Through experiments, we effectively improve the detection accuracy of injection attacks and reduce the false positive rate through the sample generation method. Our approach focuses on testing the effect of this method on detection accuracy. In terms of performance and accuracy, we choose to ensure the effectiveness of this method in improving the accuracy of model detection first. Experiments show that different inputs of data length do affect the training efficiency and accuracy. Therefore, we choose the appropriate fixed length input through experiments to ensure that our model can finally obtain better detection accuracy and runtime performance.

Our method conducts the detection of web injection attacks based on feature fusion. We choose the GRU to extract temporal features automatically. Additionally, we integrate discrete features extracted by experts to improve the overall detection accuracy of the model. It solves the problem of false positives caused by insufficient and specific classification data. The C-LSM is more complex than our model with ensuring accuracy, because it combines a convolutional neural network and a recursive neural network. We use the GRU neural network to automatically extract temporal features and combine discrete features defined by experts, which reduces the number of model parameters and structural complexity. It also ensures the sufficiency and complementarity of feature extraction. Compared with other models (char-GRU, char-CNN and eXpose), we obtain a relatively higher detection accuracy.

6. Conclusions

In this paper, we propose a detection method of web injection attacks, which have a stronger feature expression ability and better detection performance. The method makes up for the shortcomings of traditional attack detection technology and provides a foundation for the wide application of deep learning technology in network security.

We combine artificial intelligence technology with network security. From the perspective of attack behavior, we use the advantages of deep learning to detect injection attacks that are very harmful in web attacks, making up for the shortcomings of previous detection tools.

First, we propose a sample generation method to solve the problem of over-fitting caused by unbalanced samples in the training process of the neural network model, and experiments show that this method can effectively alleviate the over-fitting problem in the training process. The fitting problem improves the accuracy of the detection model.
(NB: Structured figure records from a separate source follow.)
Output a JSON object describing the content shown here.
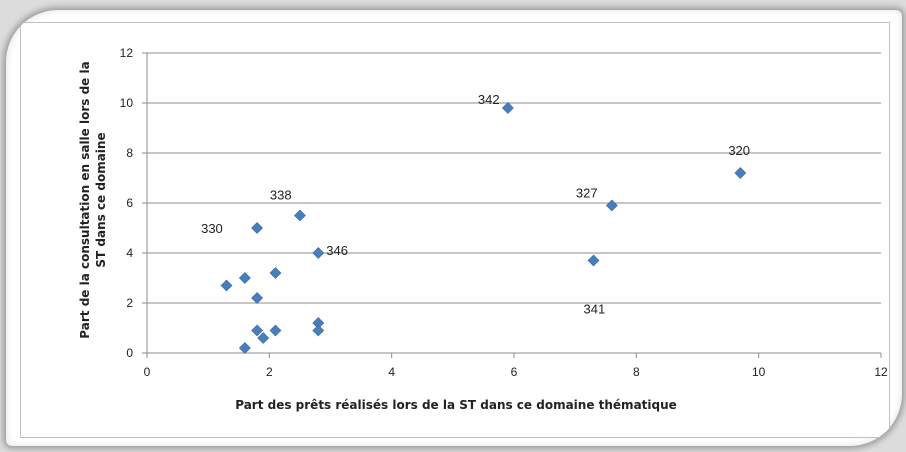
{
  "chart_data": {
    "type": "scatter",
    "title": "",
    "xlabel": "Part des prêts réalisés lors de la ST dans ce domaine thématique",
    "ylabel_line1": "Part de la consultation en salle lors de la",
    "ylabel_line2": "ST dans ce domaine",
    "xlim": [
      0,
      12
    ],
    "ylim": [
      0,
      12
    ],
    "xticks": [
      0,
      2,
      4,
      6,
      8,
      10,
      12
    ],
    "yticks": [
      0,
      2,
      4,
      6,
      8,
      10,
      12
    ],
    "grid": "horizontal",
    "legend": "none",
    "marker": "diamond",
    "color": "#4a7ebb",
    "points": [
      {
        "x": 5.9,
        "y": 9.8,
        "label": "342"
      },
      {
        "x": 9.7,
        "y": 7.2,
        "label": "320"
      },
      {
        "x": 7.6,
        "y": 5.9,
        "label": "327"
      },
      {
        "x": 7.3,
        "y": 3.7,
        "label": "341"
      },
      {
        "x": 2.5,
        "y": 5.5,
        "label": "338"
      },
      {
        "x": 1.8,
        "y": 5.0,
        "label": "330"
      },
      {
        "x": 2.8,
        "y": 4.0,
        "label": "346"
      },
      {
        "x": 1.3,
        "y": 2.7,
        "label": ""
      },
      {
        "x": 1.6,
        "y": 3.0,
        "label": ""
      },
      {
        "x": 2.1,
        "y": 3.2,
        "label": ""
      },
      {
        "x": 1.8,
        "y": 2.2,
        "label": ""
      },
      {
        "x": 2.8,
        "y": 1.2,
        "label": ""
      },
      {
        "x": 2.8,
        "y": 0.9,
        "label": ""
      },
      {
        "x": 1.8,
        "y": 0.9,
        "label": ""
      },
      {
        "x": 2.1,
        "y": 0.9,
        "label": ""
      },
      {
        "x": 1.9,
        "y": 0.6,
        "label": ""
      },
      {
        "x": 1.6,
        "y": 0.2,
        "label": ""
      }
    ]
  }
}
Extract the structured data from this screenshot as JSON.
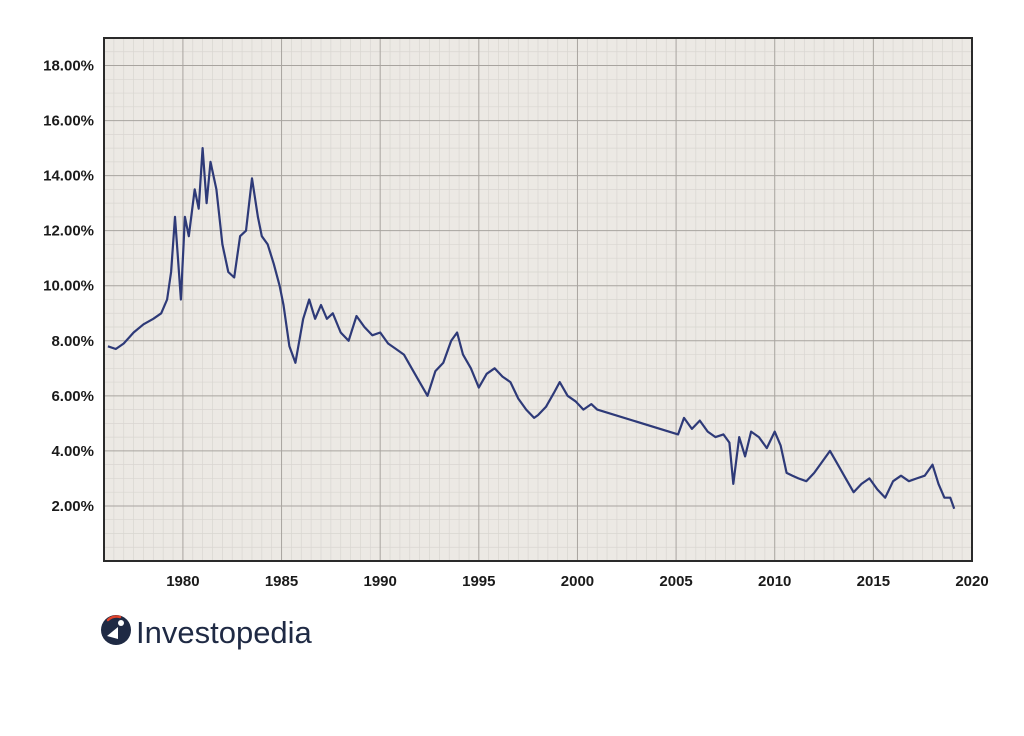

Then, we propose a feature fusion based method to detect SQL injection, XSS and command injection attacks. This method fuses the time series features extracted by the neural network model with the discrete features defined by experts, and uses the fused features to train the classifier. The experimental comparison with other classification models proves the advantages of our proposed detection model in terms of accuracy and generalization ability.